Ayartıldığımızda, günah ve Tanrı’ya itaat arasında bir tercihe zorlanırız. Çoğu kez, Tanrı’ya itaatsizliği seçeriz. İsa da aynı seçeneklere sahipti; ama o daima itaat etmeyi seçti. Böylelikle o, gerçekte hiç günah işlememesine karşın, günah işleme olasılığına sahipti. Tanrı’nın herhangi bir günah işleme olasılığına sahip olduğu düşünülemez. 2 Sam. 7: 12-16’daki Davut’un soy’unun kesinlikle Mesih olduğunu gösterdik. 2 Sam 7: 14, Mesih’in günah işleme olasılığından söz eder: “Eğer o günah işlerse, onu terbiye edeceğim”.



8.3 İSA’NIN ÖZYAPISI
‘Özyapı’ (öz) sözcüğü bizim doğal olarak, temelde ne olduğumuzu ifade eder.
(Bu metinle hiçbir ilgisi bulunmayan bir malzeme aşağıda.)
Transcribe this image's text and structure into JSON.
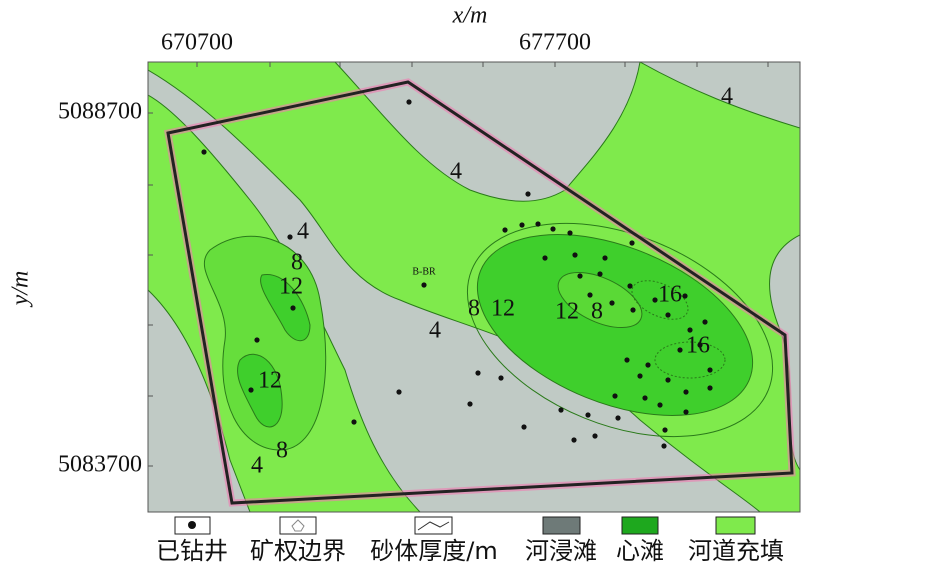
{
  "axes": {
    "x_label": "x/m",
    "x_ticks": [
      "670700",
      "677700"
    ],
    "y_label": "y/m",
    "y_ticks": [
      "5088700",
      "5083700"
    ]
  },
  "contour_labels": [
    "4",
    "4",
    "4",
    "8",
    "12",
    "4",
    "8",
    "12",
    "12",
    "8",
    "16",
    "16",
    "12",
    "8",
    "4"
  ],
  "well_label": "B-BR",
  "legend": [
    "已钻井",
    "矿权边界",
    "砂体厚度/m",
    "河浸滩",
    "心滩",
    "河道充填"
  ]
}
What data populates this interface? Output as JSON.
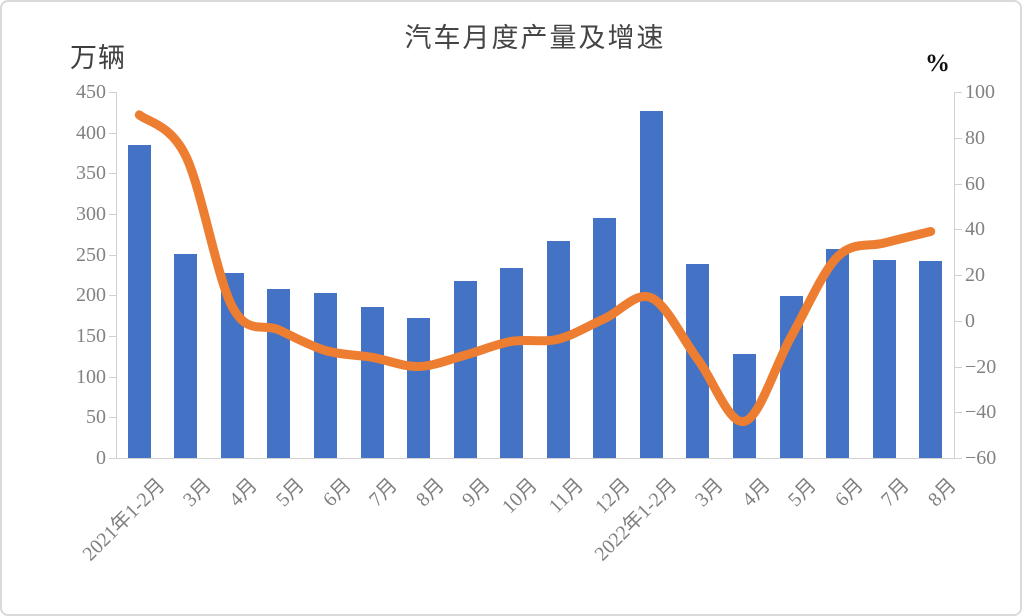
{
  "chart_data": {
    "type": "bar",
    "combo": "bar+line",
    "title": "汽车月度产量及增速",
    "categories": [
      "2021年1-2月",
      "3月",
      "4月",
      "5月",
      "6月",
      "7月",
      "8月",
      "9月",
      "10月",
      "11月",
      "12月",
      "2022年1-2月",
      "3月",
      "4月",
      "5月",
      "6月",
      "7月",
      "8月"
    ],
    "series": [
      {
        "name": "产量",
        "type": "bar",
        "axis": "left",
        "unit": "万辆",
        "color": "#4472C4",
        "values": [
          385,
          251,
          227,
          208,
          203,
          186,
          172,
          218,
          234,
          267,
          295,
          427,
          238,
          128,
          199,
          257,
          244,
          242
        ]
      },
      {
        "name": "增速",
        "type": "line",
        "axis": "right",
        "unit": "%",
        "color": "#ED7D31",
        "values": [
          90,
          72,
          6,
          -4,
          -13,
          -16,
          -20,
          -15,
          -9,
          -8,
          1,
          10,
          -17,
          -44,
          -7,
          28,
          34,
          39
        ]
      }
    ],
    "left_axis": {
      "unit": "万辆",
      "min": 0,
      "max": 450,
      "step": 50,
      "tick_labels": [
        "450",
        "400",
        "350",
        "300",
        "250",
        "200",
        "150",
        "100",
        "50",
        "0"
      ]
    },
    "right_axis": {
      "unit": "%",
      "min": -60,
      "max": 100,
      "step": 20,
      "tick_labels": [
        "100",
        "80",
        "60",
        "40",
        "20",
        "0",
        "−20",
        "−40",
        "−60"
      ]
    },
    "grid": false,
    "legend": "none"
  }
}
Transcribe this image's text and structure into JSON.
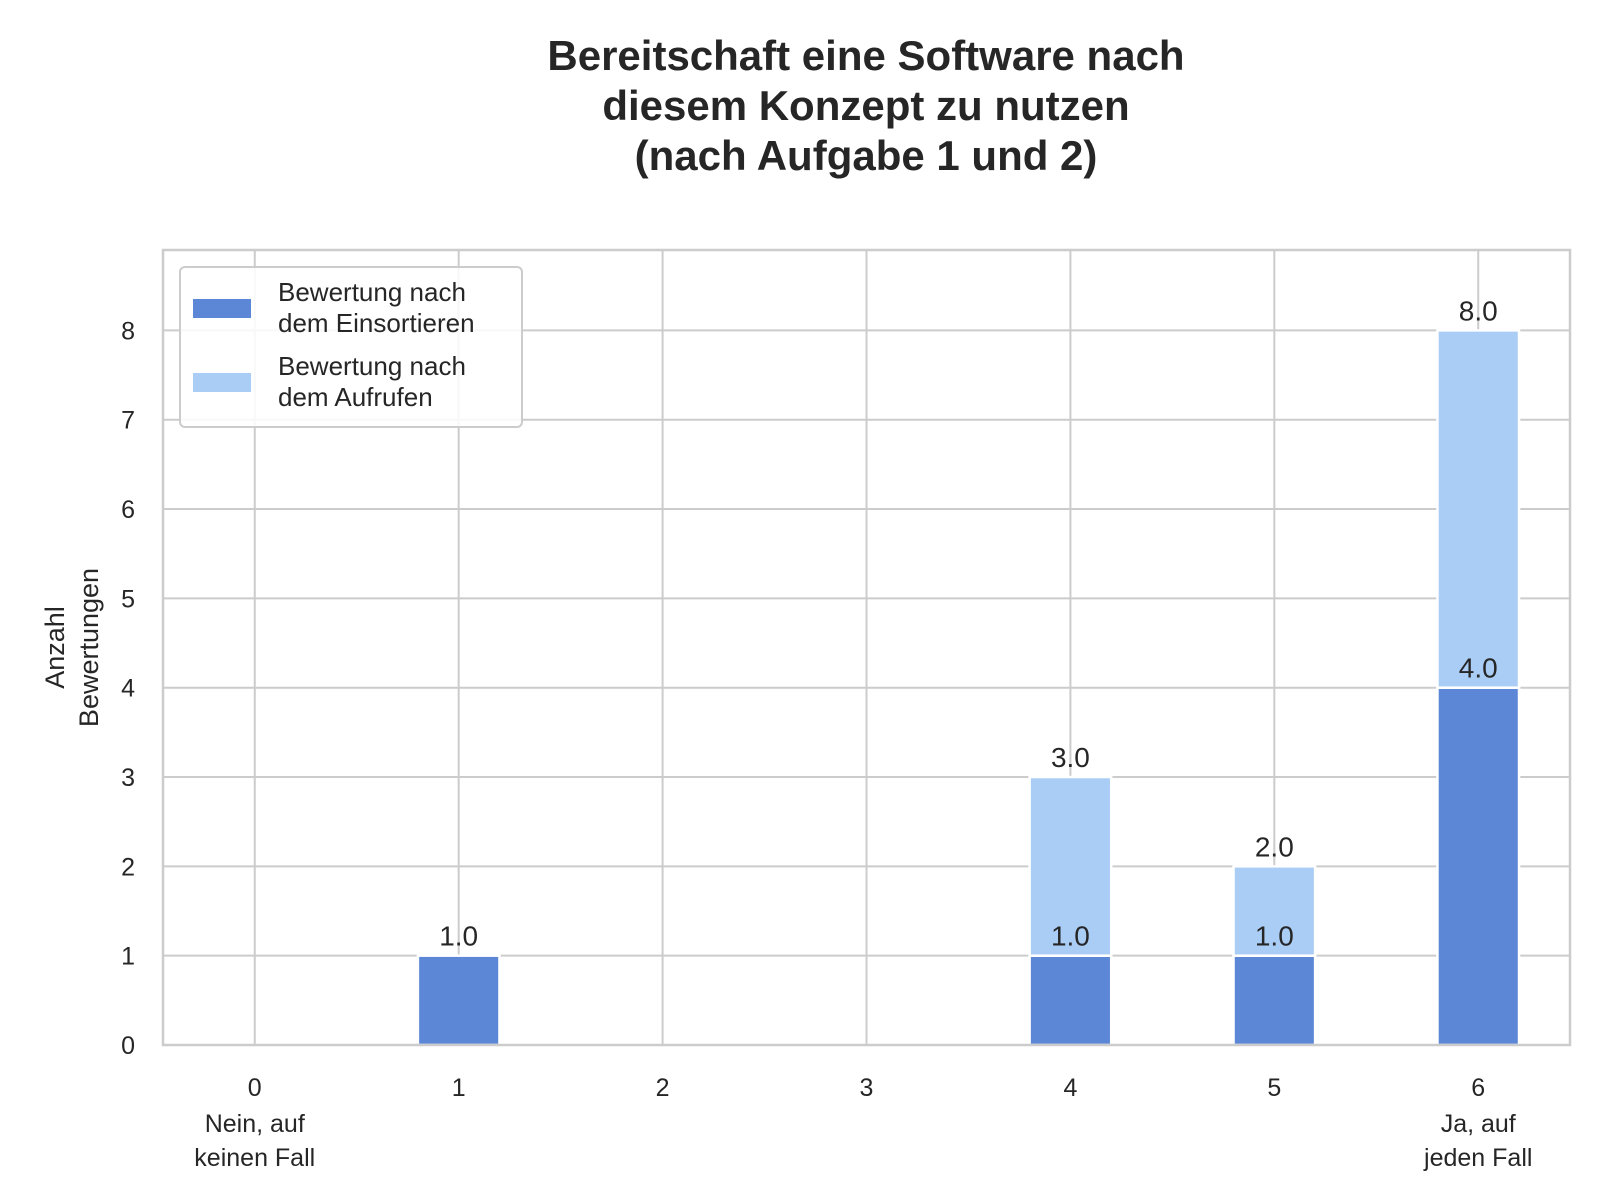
{
  "chart_data": {
    "type": "bar",
    "stacked": true,
    "title_lines": [
      "Bereitschaft eine Software nach",
      "diesem Konzept zu nutzen",
      "(nach Aufgabe 1 und 2)"
    ],
    "ylabel_lines": [
      "Anzahl",
      "Bewertungen"
    ],
    "xlabel": "",
    "x": [
      0,
      1,
      2,
      3,
      4,
      5,
      6
    ],
    "x_tick_labels": [
      "0",
      "1",
      "2",
      "3",
      "4",
      "5",
      "6"
    ],
    "x_tick_sublabels": [
      [
        "Nein, auf",
        "keinen Fall"
      ],
      [],
      [],
      [],
      [],
      [],
      [
        "Ja, auf",
        "jeden Fall"
      ]
    ],
    "ylim": [
      0,
      8.9
    ],
    "yticks": [
      0,
      1,
      2,
      3,
      4,
      5,
      6,
      7,
      8
    ],
    "grid": true,
    "legend_position": "upper-left",
    "series": [
      {
        "name_lines": [
          "Bewertung nach",
          "dem Einsortieren"
        ],
        "color": "#5b87d6",
        "values": [
          0,
          1,
          0,
          0,
          1,
          1,
          4
        ],
        "labels": [
          "",
          "1.0",
          "",
          "",
          "1.0",
          "1.0",
          "4.0"
        ]
      },
      {
        "name_lines": [
          "Bewertung nach",
          "dem Aufrufen"
        ],
        "color": "#aacdf5",
        "values": [
          0,
          0,
          0,
          0,
          2,
          1,
          4
        ],
        "labels": [
          "",
          "",
          "",
          "",
          "3.0",
          "2.0",
          "8.0"
        ]
      }
    ]
  }
}
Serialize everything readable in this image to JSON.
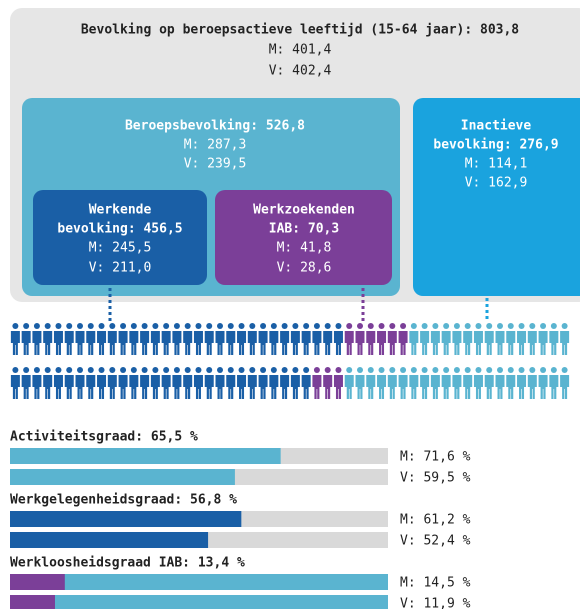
{
  "population": {
    "title": "Bevolking op beroepsactieve leeftijd (15-64 jaar): 803,8",
    "m": "M: 401,4",
    "v": "V: 402,4"
  },
  "labor_force": {
    "title": "Beroepsbevolking: 526,8",
    "m": "M: 287,3",
    "v": "V: 239,5"
  },
  "employed": {
    "title_lines": [
      "Werkende",
      "bevolking: 456,5"
    ],
    "m": "M: 245,5",
    "v": "V: 211,0"
  },
  "jobseekers": {
    "title_lines": [
      "Werkzoekenden",
      "IAB: 70,3"
    ],
    "m": "M: 41,8",
    "v": "V: 28,6"
  },
  "inactive": {
    "title_lines": [
      "Inactieve",
      "bevolking: 276,9"
    ],
    "m": "M: 114,1",
    "v": "V: 162,9"
  },
  "indicators": [
    {
      "title": "Activiteitsgraad: 65,5 %",
      "xlim": [
        0,
        100
      ],
      "color": "#5ab4d0",
      "track": "#d9d9d9",
      "rows": [
        {
          "label": "M: 71,6 %",
          "value": 71.6
        },
        {
          "label": "V: 59,5 %",
          "value": 59.5
        }
      ]
    },
    {
      "title": "Werkgelegenheidsgraad: 56,8 %",
      "xlim": [
        0,
        100
      ],
      "color": "#1a5fa6",
      "track": "#d9d9d9",
      "rows": [
        {
          "label": "M: 61,2 %",
          "value": 61.2
        },
        {
          "label": "V: 52,4 %",
          "value": 52.4
        }
      ]
    },
    {
      "title": "Werkloosheidsgraad IAB: 13,4 %",
      "xlim": [
        0,
        100
      ],
      "color": "#7b3f98",
      "track": "#5ab4d0",
      "rows": [
        {
          "label": "M: 14,5 %",
          "value": 14.5
        },
        {
          "label": "V: 11,9 %",
          "value": 11.9
        }
      ]
    }
  ]
}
Konu 1’de İncil’in sadece iki özyapı’dan söz ettiğini gösterdik - Tanrı’nınki ve insanınki. Tanrı öz itibariyle ölemez, ayartılamaz, vb. İsa’nın yaşamı sırasında Tanrı’nın özünde olmadığı açıktır. Bu bakımdan o, tamamen insan özünde idi. ‘öz’ sözcüğünü tanımımızdan, İsa’nın aynı anda iki öze de sahip olamadığı açık olmalıdır. Mesih’in bizim gibi sınandığı çok önemlidir (Heb. 4:15); o kadar ki ayartmaya mükemmel şekilde üstün gelmesi yoluyla, bizim için bağışlanma kazanabildi. Bizim ayartılmalarımızın temeli olan kötü emeller, bizim içimizden (Mk. 7: 15-23), bizim kendi insan özümüzden gelmektedir (James 1: 13-15). Onun için Mesih’in, bu ayartmaları görüp geçirsin ve onları yensin diye, insan özyapısında olması gerekli idi.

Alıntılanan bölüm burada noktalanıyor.